①支点反力:対称なのでRA = RB = P/2 = 5kN
②中央断面(x=3m)での曲げモーメント:
M = RA × 3 = 5 × 3 = 15 kN・m
代表的な荷重ケースの最大曲げモーメント公式
| 構造・荷重 | 最大曲げモーメント | 発生位置 |
|---|---|---|
| 単純梁+中央集中荷重P | M = PL/4 | 中央 |
| 単純梁+等分布荷重w | M = wL²/8 | 中央 |
| 片持ち梁+先端集中荷重P | M = PL | 固定端 |
| 片持ち梁+等分布荷重w | M = wL²/2 | 固定端 |
BMD(曲げモーメント図)の描き方
BMD(Bending Moment Diagram)とは、梁の各断面における曲げモーメントの値を図示したものです。
BMDを描く基本ルール
- 正のモーメントは梁の下側(引張側)に描く
- 支点・自由端では曲げモーメントは0(ピン・ローラー・自由端)
- 集中荷重が作用する点でBMDに折れ点が生じる
- 等分布荷重が作用する区間ではBMDが放物線になる
- 集中モーメントが作用する点でBMDに段差が生じる
曲げモーメントとせん断力の関係
曲げモーメントMとせん断力Qには以下の関係があります。
dM/dx = Q(曲げモーメントの微分がせん断力)
この関係から、せん断力がゼロになる断面で曲げモーメントが最大(または極値)になることがわかります。
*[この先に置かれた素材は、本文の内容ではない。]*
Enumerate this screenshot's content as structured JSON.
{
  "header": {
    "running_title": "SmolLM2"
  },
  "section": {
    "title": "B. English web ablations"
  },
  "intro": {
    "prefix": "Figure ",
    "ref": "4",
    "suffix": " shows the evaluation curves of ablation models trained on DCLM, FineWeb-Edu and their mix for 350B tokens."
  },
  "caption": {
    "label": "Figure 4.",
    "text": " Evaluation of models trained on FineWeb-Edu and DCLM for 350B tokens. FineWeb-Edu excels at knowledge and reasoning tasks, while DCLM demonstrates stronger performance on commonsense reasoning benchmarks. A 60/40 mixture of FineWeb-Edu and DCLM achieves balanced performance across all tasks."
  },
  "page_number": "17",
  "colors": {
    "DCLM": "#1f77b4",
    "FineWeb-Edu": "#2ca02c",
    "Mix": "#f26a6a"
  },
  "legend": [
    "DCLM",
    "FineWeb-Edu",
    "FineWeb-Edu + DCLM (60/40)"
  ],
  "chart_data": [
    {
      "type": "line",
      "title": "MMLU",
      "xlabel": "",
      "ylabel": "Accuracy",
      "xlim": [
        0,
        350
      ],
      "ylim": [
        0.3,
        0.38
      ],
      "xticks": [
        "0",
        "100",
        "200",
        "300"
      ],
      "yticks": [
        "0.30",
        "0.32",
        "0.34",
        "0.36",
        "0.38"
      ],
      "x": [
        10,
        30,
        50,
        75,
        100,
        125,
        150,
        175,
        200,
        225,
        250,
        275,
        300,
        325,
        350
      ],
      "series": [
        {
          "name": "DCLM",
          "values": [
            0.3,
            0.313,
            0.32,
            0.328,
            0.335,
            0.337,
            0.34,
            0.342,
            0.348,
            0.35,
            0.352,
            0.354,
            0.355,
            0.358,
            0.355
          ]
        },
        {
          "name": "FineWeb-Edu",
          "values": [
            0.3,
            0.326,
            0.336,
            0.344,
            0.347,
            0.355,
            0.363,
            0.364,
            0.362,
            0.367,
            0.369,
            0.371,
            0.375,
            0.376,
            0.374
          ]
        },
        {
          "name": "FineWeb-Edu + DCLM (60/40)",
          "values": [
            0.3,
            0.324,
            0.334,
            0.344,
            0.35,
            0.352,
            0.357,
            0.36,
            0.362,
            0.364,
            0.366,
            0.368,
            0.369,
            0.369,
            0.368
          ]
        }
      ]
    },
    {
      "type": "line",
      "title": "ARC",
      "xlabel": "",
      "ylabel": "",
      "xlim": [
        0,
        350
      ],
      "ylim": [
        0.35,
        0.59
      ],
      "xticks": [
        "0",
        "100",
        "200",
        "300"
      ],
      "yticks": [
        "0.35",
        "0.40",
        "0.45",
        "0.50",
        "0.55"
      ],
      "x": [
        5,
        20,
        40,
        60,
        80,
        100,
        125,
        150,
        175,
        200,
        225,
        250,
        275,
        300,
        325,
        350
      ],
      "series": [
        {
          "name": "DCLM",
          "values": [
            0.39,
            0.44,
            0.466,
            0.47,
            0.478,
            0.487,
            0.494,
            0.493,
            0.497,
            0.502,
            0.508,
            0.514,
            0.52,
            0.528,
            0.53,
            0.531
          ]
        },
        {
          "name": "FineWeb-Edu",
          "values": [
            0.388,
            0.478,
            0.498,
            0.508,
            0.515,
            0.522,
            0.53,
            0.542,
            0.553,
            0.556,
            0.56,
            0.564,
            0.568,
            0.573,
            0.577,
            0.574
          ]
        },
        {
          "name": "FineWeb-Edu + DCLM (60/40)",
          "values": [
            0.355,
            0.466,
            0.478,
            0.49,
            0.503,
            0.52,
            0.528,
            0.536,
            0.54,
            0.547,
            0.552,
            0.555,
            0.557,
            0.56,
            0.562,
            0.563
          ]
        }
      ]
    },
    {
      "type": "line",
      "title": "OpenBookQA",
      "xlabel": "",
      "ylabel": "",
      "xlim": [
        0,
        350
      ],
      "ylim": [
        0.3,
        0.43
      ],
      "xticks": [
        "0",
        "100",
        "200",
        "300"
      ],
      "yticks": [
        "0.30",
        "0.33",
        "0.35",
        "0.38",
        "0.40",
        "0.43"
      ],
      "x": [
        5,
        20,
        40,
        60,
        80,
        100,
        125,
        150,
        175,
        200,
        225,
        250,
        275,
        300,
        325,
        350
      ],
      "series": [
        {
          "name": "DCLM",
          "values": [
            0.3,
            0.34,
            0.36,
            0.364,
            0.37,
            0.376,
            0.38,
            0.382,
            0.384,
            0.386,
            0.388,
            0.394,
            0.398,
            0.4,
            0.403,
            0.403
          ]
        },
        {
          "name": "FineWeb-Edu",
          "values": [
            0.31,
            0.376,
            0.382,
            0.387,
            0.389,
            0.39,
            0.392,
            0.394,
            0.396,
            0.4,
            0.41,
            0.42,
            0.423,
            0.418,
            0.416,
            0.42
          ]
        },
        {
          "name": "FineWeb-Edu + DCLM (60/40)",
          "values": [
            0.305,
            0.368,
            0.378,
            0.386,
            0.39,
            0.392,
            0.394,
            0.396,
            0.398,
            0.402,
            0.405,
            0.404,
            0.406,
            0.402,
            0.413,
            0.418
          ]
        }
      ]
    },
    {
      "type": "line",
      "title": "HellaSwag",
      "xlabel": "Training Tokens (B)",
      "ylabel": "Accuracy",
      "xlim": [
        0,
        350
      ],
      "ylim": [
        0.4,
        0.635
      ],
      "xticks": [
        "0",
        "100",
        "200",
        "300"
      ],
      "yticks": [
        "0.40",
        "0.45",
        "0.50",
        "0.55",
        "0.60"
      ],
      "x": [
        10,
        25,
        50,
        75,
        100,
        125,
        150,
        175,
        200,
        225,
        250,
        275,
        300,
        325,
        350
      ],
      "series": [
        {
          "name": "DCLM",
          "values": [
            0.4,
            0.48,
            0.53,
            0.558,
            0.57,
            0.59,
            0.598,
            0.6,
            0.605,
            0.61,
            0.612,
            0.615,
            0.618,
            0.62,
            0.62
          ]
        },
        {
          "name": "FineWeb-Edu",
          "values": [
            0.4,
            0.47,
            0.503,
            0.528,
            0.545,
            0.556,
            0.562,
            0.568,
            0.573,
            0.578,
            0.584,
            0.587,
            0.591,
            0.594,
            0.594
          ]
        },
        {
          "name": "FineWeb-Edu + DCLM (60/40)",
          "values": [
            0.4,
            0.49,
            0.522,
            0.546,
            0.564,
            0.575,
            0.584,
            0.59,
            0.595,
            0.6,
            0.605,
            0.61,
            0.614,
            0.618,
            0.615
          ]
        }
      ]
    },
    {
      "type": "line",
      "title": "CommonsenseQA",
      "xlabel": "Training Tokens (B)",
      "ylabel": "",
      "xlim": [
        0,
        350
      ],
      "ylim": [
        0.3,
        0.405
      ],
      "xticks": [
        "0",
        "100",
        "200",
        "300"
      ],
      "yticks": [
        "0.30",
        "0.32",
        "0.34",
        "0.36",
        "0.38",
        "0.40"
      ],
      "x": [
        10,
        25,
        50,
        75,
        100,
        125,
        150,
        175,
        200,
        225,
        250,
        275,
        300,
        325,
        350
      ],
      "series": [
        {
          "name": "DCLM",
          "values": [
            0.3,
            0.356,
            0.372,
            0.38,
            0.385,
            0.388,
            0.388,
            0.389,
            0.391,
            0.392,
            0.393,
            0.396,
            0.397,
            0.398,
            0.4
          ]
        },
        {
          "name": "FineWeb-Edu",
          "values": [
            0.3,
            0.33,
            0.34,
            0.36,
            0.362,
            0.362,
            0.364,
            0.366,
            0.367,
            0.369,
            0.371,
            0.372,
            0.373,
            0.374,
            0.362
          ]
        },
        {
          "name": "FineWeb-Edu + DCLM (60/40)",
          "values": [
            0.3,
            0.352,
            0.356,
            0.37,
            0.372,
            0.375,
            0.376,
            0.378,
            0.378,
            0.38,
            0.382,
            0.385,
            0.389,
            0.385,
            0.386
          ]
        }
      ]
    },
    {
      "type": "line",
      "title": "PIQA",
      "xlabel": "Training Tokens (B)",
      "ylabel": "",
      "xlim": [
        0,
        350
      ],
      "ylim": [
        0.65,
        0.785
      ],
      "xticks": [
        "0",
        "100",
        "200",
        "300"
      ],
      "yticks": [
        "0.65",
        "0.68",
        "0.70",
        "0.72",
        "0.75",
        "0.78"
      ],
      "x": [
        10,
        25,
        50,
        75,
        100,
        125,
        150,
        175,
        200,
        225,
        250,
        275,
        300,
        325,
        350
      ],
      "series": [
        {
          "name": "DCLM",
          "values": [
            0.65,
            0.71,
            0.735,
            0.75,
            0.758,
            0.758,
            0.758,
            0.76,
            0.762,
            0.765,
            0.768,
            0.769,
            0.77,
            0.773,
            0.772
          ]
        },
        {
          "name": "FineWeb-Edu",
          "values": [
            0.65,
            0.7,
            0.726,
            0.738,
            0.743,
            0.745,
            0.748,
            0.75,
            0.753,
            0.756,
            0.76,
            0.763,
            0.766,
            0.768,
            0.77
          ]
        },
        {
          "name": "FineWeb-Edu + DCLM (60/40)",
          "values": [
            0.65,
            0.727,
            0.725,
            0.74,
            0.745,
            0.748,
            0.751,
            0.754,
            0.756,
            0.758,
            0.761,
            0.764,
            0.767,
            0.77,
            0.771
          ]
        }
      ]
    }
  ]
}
これは試験でも頻出の重要な性質です。
曲げ応力度との関係
曲げモーメントMが作用する断面に生じる曲げ応力度σは次の式で求められます。
σ = M / Z = M × y / I
※Z:断面係数(= I/y)、I:断面二次モーメント、y:図心からの距離
施工管理技士試験のポイント
- 曲げモーメントの定義と単位(kN・m)
- 符号の決め方(下側引張=正)
- 代表的な公式(PL/4、wL²/8、PL、wL²/2)
- BMDの特徴(支点でゼロ・集中荷重で折れ・分布荷重で放物線)
- せん断力ゼロ→曲げモーメント最大の関係
まとめ
曲げモーメントとは、部材断面を曲げようとする力のモーメントで、単位はkN・mです。
支点反力を求めてから断面を切断し、片側の外力のモーメントを合計して求めます。
BMDは正を引張側(下側)に描き、支点でゼロ・集中荷重で折れ・等分布荷重で放物線になります。
公式と図の描き方を繰り返し練習して確実に身につけておきましょう。